Sounds like a promising alternative in certain situations. Well, it does until, you get the you know who involved
Coll Bell, who built the “wormorator” as an alternative to septic tanks, was asked to get an expert’s report on its mental impact on the tiger worms after an official became concerned during a site visit, the Sunday Star Times said.
Ok, I admit, I do actually feel bad if I happen to chop a worm in half while digging in the garden ... but trust me when I say, I had no idea that there are beings on earth who are concerned about the psychological well being of a WORM!
“She felt that the worms were being unfairly treated, being expected to deal with human feces, and that it could affect them in a psychological way,” Bell told the newspaper.
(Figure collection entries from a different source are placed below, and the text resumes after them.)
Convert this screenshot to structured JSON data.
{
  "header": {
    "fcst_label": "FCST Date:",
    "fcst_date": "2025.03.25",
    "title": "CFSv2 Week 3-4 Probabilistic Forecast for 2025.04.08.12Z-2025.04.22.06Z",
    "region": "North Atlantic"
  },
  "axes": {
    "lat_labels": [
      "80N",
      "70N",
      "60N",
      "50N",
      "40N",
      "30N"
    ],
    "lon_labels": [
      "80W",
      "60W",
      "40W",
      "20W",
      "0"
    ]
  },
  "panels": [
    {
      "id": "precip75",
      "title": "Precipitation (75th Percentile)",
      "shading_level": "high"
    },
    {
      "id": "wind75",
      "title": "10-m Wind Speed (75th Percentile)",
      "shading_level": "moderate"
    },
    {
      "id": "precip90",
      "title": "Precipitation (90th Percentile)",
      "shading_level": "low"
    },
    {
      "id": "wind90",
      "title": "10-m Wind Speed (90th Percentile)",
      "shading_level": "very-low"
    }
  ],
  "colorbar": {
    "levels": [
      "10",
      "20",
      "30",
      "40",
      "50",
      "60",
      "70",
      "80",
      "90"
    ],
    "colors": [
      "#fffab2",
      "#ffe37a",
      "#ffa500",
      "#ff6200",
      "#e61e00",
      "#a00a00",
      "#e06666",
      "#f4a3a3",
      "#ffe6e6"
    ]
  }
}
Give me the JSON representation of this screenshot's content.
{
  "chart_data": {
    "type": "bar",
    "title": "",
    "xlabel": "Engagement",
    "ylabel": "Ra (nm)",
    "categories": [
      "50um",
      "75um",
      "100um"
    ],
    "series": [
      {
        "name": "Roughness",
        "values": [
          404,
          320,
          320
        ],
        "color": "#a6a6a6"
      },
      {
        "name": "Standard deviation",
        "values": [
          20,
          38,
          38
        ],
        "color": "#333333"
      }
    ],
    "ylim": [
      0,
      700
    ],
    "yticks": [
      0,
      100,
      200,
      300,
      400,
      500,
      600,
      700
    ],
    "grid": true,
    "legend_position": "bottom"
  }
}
“I said, ‘Well, what do I do about that?’ and she said, ‘You have to have someone with the necessary qualifications to say the worms are happy’.”
Right about now, I’m probably not the only one imagining a worm lying on a couch talking to a shrink ... lol, I didn’t think so.
In Bell’s invention, a colony of worms filters solids from the toilet waste and the leftover water is filtered into underground trenches.
The Auckland Regional Council’s concerns went down the pan after vermiculture consultant Patricia Naidu found the worms in excellent health and breeding happily.A council spokeswoman told the newspaper the worm worries were justified because the system was going to be used at a campground, where sewage flowed heavily for two weeks each year, with little during the rest of the year.
What more could we possibly ask for than reassurance that crap eatin’ worms are as happy as ... I don’t know, as noncrap eatin’ worms?